Sidebar, I think this is actually the heart of the abortion debate. What is the nature of murder, when is murder justified, can you alleviate the sin of murder, should you feel guilty for committing sin, and if not, why not?
Not that I disagree with the sentiment-- there are circumstances wherein abortion is necessary to preserve the life of the mother, such as with ectopic pregnancies. By and large, however, people are not getting abortions for that genre of reason, so by and large it is murder.
I actually agree with this. I have a great aunt who suffered an ectopic pregnancy, the abortion to save her life was very traumatic but apparently the Fallopian tube had burst or something inside of her? I don't understand the details of ectopic pregnancies desu. I do know that her church completely kicked her out and called her a murderer for having an abortion and that she should have been ready to die to save her baby or something even though ectopic pregnancies aren't sustainable. When she died I helped my mom clear out her house and we found a lot of furious letters she had kept from her former church where all they did was send her insults and scream about her being a babykiller etc. They were from the 60s. Her ex-husband insisted that the ectopic pregnancy was viable and left her for being a "babykiller."
As a matter of fact I do think there should be restrictions placed on abortions, the late term abortions they tried to legalize in NY were obviously more about murdering live babies then they were about protecting women's health. It's also very clear that the majority of abortions in the US are purely elective and the pregnancies don't actually threaten anyone. But I just can't side with prolifers because I've seen the damage that prolifers do, how they destroy families and communities with their moralistic bullshit.
As I have said in my previous post, Romania is a perfect example of "correlation is not causation".
Ceausescu did not just "outlaw abortion". He outlawed abortion, banned sex education, banned all contraception, taxed women who didn't "provide babies", financially punished doctors who couldn't save kids (even though they had no medicine or milk to provide) and implemented other bizarre policies because he wanted more Romanians.
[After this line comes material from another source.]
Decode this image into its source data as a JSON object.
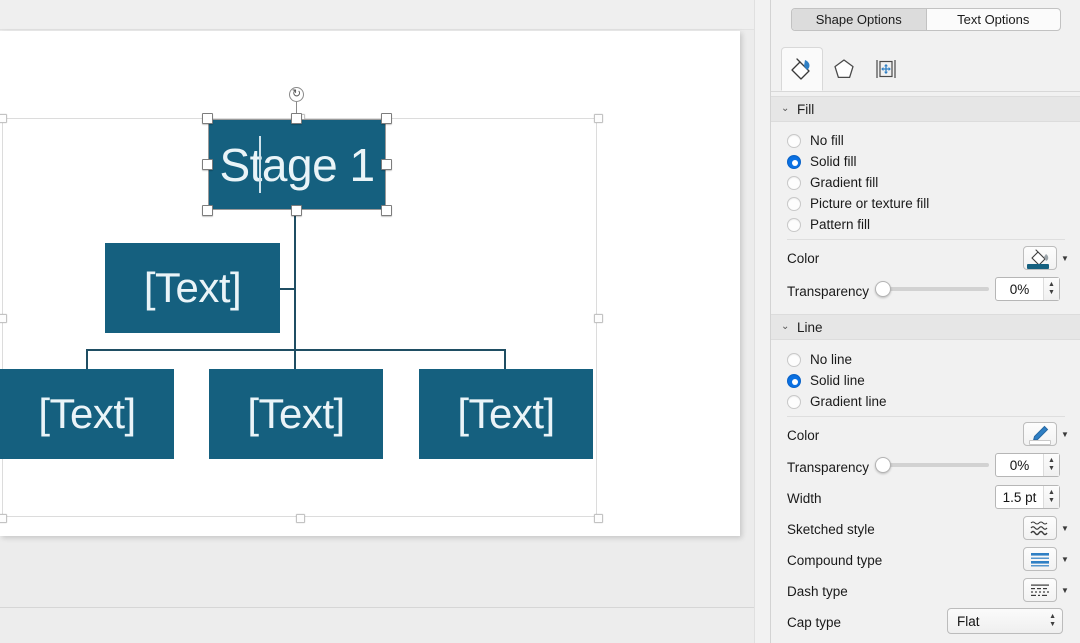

He did all these things on nationalist grounds, not on moral grounds. This becomes clearer when you realize that women past the age of 40 could still get abortions. And all of this happened whilst Romania was a dirt poor country.
Now take Chile as an example. Chile outlawed abortion in 1989. Did a Romania-style catastrophe happen in the country? No.
In fact, the Chilean government improved maternal health in general, women's education, promoted contraceptive methods, etc. The maternity mortality ratio decreased from 41.3 (in 1989) to 12.7 (in 2003) per 100000 live births.
So can I claim that outlawing abortion diminishes a country's MMR? No, I can't. That factor alone played no role in yielding those positive results. Likewise, what caused that shitfest in Romania was not outlawing abortion in itself.
That's good to know about Chile, if more countries did that then banning abortion would not be a problem. But again, prolifers don't see it that way at least in the US. So I don't think the Chilean model would be applicable here. Prolifers in the US also (largely anyway) want to get rid of sex ed and contraception.
The Chilean model is not normal I suspect, considering how badly abortion bans are fucked up by governments. Banning abortions would be fine on its own but it always gets tied up in other dumb bullshit that natalists love to tout. And let's face it, if the US did ban abortions the US government would absolutely be stupid enough to follow the Romanian model and not the Chilean one lol.